While some airlines say weather problems in the northeast are a contributing factor, the pilots union that represents American Airlines crews says it is a continuing problem with staffing coming out of the pandemic.
“Yeah, it’s déjà vu all over again,” said the Allied Pilots Association’s Dennis Trajer, quoting the late Yogi Berra. “We see the storm on the horizon. They drive right to it. We get the same results. That’s a metaphor. The reality is today the sky is clear and American Airlines is not serving its passengers.”
Airlines have had difficulty getting staffing back up to acceptable post-pandemic levels, a problem widely reported over the last year or more. Pilot and crew unions have repeatedly complained they don’t have enough staff to follow through on the flights the airlines have booked.
As of 4:30 Thursday, according to the Flight Aware Misery Map, American Airlines had canceled 212 flights and delayed another 864.
“It’s very frustrating,” added Trajer. “It gets to the point where it’s enraging. Our passengers paid their hard-earned money. We’re out there with them. When they get cancelled, we don’t get home either. They don’t have enough pilots, they haven’t trained enough pilots,” he said of American Airlines and its partners. “They are literally canceling flights because they don’t have their act together. You sold tickets that you weren’t ready to close on the day of service, which is today. And we do the closing."
Republic Airlines, which operates American Eagle, United Express, and Delta Connect, had canceled more than 25% of its flights and delayed an even slightly higher percentage by late afternoon.
JetBlue also had a 4% cancellation rate, and United and British Airways were 3%.
It wasn't clear what was causing the delays; the East Coast had some storms earlier Thursday, but the severe weather didn't appear to be widespread.
In contrast, Southwest Airlines was reporting 52 flights, or 1%, canceled with 759 flights, or 19% of its total, delayed.
Southwest hasn't been without the drama this week, though.
On Wednesday, the company's tongue-in-cheek Twitter jab at competitor American Airlines resulted in the Southwest Airlines Pilots Association firing back at their own employer.
Southwest had tweeted an article reporting that American Airlines would be bringing back change fees for international flights. In the tweet, Southwest Airlines said "Not our cup of tea, but you do you @americanair."
For context, Southwest Airlines has historically never had change fees. Other major U.S. airlines eliminated change fees when the COVID-19 pandemic hit.
Southwest Airlines Pilots Association then decided to "enter themselves into the chat" as the kids would say nowadays.

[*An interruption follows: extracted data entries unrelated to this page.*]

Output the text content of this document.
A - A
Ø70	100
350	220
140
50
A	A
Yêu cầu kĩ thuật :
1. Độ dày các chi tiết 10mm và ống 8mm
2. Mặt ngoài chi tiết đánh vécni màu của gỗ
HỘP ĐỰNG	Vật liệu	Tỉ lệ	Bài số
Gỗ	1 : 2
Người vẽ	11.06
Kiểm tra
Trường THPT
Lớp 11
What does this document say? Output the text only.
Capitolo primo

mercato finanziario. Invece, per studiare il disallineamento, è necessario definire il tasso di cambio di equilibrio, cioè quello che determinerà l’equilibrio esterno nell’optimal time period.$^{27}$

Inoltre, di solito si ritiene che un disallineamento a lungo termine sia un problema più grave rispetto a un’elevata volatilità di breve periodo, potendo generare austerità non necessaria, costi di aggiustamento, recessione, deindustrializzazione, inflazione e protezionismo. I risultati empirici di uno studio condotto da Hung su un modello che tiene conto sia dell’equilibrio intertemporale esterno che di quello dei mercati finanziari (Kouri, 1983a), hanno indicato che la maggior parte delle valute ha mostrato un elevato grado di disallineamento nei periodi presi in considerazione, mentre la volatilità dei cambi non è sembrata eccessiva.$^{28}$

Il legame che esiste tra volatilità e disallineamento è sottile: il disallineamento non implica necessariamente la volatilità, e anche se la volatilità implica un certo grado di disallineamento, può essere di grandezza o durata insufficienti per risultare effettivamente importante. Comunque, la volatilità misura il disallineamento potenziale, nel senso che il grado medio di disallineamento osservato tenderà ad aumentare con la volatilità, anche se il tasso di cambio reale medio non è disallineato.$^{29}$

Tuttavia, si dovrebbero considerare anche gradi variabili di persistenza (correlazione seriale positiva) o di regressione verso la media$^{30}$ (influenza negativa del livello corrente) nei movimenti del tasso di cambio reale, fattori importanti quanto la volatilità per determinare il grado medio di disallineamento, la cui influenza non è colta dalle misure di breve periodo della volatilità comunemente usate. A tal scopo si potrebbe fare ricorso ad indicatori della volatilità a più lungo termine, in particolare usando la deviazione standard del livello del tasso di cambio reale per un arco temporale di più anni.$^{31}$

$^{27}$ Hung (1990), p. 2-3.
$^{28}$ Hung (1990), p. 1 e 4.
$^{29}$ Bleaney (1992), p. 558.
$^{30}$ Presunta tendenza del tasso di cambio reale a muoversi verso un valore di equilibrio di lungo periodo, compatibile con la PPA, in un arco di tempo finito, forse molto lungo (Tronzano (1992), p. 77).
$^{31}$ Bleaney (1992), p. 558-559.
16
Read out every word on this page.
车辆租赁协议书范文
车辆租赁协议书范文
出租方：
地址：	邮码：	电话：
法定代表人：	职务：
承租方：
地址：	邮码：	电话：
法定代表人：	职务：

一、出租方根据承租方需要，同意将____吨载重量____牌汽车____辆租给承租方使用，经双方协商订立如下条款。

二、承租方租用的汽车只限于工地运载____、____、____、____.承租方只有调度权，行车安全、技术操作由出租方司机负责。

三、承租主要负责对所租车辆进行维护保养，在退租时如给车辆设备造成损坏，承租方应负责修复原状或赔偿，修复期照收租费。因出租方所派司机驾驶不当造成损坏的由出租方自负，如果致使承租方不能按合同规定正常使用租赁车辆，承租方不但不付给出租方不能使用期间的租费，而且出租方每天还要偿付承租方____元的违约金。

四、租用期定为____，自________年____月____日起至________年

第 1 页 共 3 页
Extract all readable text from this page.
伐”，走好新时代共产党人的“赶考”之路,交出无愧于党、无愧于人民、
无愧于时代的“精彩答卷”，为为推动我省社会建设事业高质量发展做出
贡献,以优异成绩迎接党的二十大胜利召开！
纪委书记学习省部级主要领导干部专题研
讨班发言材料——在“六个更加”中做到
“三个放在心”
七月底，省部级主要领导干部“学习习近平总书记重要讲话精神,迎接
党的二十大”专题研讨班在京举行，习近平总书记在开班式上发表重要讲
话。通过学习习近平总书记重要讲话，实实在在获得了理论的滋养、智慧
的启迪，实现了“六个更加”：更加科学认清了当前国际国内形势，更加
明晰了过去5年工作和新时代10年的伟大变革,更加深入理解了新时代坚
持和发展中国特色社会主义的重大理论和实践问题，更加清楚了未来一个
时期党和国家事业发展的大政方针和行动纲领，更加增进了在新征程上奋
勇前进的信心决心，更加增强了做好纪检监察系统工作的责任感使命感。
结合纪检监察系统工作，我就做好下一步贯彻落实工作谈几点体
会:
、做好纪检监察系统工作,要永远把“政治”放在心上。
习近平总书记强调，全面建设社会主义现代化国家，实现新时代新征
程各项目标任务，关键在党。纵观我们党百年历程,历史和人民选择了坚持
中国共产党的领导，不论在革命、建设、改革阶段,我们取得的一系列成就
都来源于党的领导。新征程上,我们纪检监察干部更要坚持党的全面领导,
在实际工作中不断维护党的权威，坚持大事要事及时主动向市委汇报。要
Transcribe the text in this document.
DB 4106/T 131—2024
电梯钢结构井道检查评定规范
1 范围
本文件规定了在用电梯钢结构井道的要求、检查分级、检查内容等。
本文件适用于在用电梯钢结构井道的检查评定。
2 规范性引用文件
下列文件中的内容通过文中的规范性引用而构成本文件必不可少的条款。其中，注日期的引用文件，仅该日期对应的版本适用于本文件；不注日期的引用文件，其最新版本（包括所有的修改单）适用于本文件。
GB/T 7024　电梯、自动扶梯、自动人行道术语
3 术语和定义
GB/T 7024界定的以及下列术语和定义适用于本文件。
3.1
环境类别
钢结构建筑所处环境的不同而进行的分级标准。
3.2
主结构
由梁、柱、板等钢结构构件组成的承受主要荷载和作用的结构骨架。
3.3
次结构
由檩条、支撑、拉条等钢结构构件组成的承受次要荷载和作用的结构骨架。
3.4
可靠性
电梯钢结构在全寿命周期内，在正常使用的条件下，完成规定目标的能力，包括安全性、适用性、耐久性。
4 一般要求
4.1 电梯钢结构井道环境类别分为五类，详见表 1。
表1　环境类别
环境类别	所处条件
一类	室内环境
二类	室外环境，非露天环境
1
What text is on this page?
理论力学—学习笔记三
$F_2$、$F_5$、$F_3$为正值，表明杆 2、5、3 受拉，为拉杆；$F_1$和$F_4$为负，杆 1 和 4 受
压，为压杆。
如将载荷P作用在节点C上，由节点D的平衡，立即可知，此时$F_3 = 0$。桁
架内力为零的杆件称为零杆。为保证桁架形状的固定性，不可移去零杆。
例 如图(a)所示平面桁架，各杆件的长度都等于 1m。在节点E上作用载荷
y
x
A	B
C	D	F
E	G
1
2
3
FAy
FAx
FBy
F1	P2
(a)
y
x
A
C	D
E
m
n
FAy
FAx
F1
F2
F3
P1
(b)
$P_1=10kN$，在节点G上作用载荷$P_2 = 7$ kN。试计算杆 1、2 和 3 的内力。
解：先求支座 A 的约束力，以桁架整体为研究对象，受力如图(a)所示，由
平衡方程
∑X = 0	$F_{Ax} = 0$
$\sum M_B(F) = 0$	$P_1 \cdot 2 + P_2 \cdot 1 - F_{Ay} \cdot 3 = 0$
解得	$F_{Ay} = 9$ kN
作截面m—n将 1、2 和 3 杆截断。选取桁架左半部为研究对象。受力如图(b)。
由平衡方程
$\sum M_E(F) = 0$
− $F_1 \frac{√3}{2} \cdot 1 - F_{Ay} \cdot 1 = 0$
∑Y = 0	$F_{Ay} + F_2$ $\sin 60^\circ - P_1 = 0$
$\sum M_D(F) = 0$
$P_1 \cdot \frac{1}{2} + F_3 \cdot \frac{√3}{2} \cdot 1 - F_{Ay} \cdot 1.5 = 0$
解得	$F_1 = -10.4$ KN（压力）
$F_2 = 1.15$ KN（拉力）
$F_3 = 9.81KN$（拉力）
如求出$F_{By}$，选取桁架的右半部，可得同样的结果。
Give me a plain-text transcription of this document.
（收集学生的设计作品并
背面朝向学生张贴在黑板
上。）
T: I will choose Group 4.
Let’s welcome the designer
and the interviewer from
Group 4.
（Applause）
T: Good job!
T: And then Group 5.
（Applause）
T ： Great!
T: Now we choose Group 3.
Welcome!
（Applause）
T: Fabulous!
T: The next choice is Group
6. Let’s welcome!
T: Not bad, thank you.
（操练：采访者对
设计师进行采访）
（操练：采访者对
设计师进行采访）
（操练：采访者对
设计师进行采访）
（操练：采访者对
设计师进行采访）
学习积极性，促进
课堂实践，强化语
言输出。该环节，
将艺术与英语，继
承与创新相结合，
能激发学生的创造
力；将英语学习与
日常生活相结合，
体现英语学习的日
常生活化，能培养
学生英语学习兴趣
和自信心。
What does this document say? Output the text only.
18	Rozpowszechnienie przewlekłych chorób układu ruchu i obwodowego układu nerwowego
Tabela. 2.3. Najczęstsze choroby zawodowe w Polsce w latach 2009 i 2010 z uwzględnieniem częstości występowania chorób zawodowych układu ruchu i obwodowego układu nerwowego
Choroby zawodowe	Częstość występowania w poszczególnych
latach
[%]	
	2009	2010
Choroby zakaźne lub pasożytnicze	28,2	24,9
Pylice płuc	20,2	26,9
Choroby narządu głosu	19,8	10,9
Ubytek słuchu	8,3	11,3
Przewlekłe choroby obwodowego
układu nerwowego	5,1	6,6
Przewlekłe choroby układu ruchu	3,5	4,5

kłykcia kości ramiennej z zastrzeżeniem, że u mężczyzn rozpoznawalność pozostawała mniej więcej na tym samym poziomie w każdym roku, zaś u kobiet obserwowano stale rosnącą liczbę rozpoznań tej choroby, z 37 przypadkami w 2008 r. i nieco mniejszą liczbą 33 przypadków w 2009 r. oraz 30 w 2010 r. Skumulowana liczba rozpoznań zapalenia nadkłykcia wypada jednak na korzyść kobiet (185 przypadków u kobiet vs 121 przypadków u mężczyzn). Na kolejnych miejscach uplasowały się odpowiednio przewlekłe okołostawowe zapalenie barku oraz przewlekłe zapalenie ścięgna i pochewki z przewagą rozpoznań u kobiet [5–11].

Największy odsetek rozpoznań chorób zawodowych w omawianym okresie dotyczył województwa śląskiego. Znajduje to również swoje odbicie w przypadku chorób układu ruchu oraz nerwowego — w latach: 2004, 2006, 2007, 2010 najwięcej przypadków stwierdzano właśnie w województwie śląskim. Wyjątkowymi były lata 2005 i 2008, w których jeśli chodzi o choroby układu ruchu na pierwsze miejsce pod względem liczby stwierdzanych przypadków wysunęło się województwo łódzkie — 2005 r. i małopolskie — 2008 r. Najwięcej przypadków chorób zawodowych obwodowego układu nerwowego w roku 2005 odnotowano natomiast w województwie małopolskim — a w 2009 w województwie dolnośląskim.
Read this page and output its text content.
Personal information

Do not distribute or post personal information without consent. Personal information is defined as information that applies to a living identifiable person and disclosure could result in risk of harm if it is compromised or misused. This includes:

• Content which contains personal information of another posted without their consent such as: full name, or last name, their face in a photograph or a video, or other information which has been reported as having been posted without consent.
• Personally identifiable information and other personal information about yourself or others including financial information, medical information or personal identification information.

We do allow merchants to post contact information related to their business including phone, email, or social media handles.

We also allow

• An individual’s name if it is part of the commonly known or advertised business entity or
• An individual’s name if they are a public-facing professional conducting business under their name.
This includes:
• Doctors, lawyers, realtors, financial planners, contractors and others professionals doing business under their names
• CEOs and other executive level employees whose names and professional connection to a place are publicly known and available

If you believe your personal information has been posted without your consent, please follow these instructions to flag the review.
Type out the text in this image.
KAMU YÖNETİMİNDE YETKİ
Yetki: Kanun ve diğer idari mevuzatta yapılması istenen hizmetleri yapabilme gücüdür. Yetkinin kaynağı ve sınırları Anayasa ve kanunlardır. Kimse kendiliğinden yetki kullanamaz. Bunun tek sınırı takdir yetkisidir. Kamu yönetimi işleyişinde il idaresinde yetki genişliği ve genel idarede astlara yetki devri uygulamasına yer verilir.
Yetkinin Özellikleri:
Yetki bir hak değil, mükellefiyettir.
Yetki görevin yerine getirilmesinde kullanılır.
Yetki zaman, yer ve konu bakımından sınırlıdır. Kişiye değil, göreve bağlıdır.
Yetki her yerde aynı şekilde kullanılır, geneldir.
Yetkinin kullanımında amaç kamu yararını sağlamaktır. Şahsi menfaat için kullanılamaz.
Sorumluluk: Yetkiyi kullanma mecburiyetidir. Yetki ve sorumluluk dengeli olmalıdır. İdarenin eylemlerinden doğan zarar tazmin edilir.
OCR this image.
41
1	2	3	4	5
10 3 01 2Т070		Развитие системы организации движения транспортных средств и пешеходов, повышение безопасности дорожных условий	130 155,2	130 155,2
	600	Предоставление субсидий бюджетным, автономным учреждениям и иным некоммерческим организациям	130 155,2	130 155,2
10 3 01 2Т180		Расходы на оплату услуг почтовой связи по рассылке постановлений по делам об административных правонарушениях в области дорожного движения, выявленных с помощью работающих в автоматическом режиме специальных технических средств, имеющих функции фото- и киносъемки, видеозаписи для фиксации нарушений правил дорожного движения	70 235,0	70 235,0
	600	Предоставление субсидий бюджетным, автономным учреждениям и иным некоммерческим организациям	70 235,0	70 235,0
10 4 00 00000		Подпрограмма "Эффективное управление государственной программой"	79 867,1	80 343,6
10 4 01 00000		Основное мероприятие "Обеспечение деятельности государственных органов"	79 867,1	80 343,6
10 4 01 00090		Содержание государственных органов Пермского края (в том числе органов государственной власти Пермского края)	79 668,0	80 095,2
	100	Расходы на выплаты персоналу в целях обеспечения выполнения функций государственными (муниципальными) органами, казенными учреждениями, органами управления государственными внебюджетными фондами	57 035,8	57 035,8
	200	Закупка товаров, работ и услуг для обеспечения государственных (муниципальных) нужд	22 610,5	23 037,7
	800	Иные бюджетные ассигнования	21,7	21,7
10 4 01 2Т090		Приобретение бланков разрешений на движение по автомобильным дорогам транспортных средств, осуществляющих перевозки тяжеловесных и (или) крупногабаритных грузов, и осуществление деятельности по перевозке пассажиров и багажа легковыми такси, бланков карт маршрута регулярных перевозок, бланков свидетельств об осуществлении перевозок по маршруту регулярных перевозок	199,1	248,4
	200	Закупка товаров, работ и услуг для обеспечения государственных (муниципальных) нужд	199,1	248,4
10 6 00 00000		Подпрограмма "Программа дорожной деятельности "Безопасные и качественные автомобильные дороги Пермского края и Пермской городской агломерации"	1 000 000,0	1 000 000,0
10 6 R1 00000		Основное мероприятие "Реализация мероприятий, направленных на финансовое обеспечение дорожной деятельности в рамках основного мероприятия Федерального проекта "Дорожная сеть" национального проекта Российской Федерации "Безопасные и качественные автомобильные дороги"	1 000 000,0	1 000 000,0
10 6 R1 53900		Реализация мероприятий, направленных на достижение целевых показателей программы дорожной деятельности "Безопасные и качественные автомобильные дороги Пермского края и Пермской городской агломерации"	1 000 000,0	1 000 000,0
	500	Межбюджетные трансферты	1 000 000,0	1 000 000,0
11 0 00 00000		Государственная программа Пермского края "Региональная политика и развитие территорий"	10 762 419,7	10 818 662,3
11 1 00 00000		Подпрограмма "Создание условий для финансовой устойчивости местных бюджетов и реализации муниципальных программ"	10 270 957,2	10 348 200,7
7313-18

"Neither is selling more than 4,000 flights a day in June when you were only staffed for 3,800. But you do you @southwestair," the pilots association tweeted.
WFAA spoke with a Southwest Airlines spokesperson over the phone, who said the average flights sold per day in June was 3,800, not the 4,000 flights referenced in the SAPA tweet.
Transportation Secretary Pete Buttigieg did hold a virtual meeting with CEO’s of major airlines today, asking for solutions as we head into the July 4th holiday and the busier summer travel season.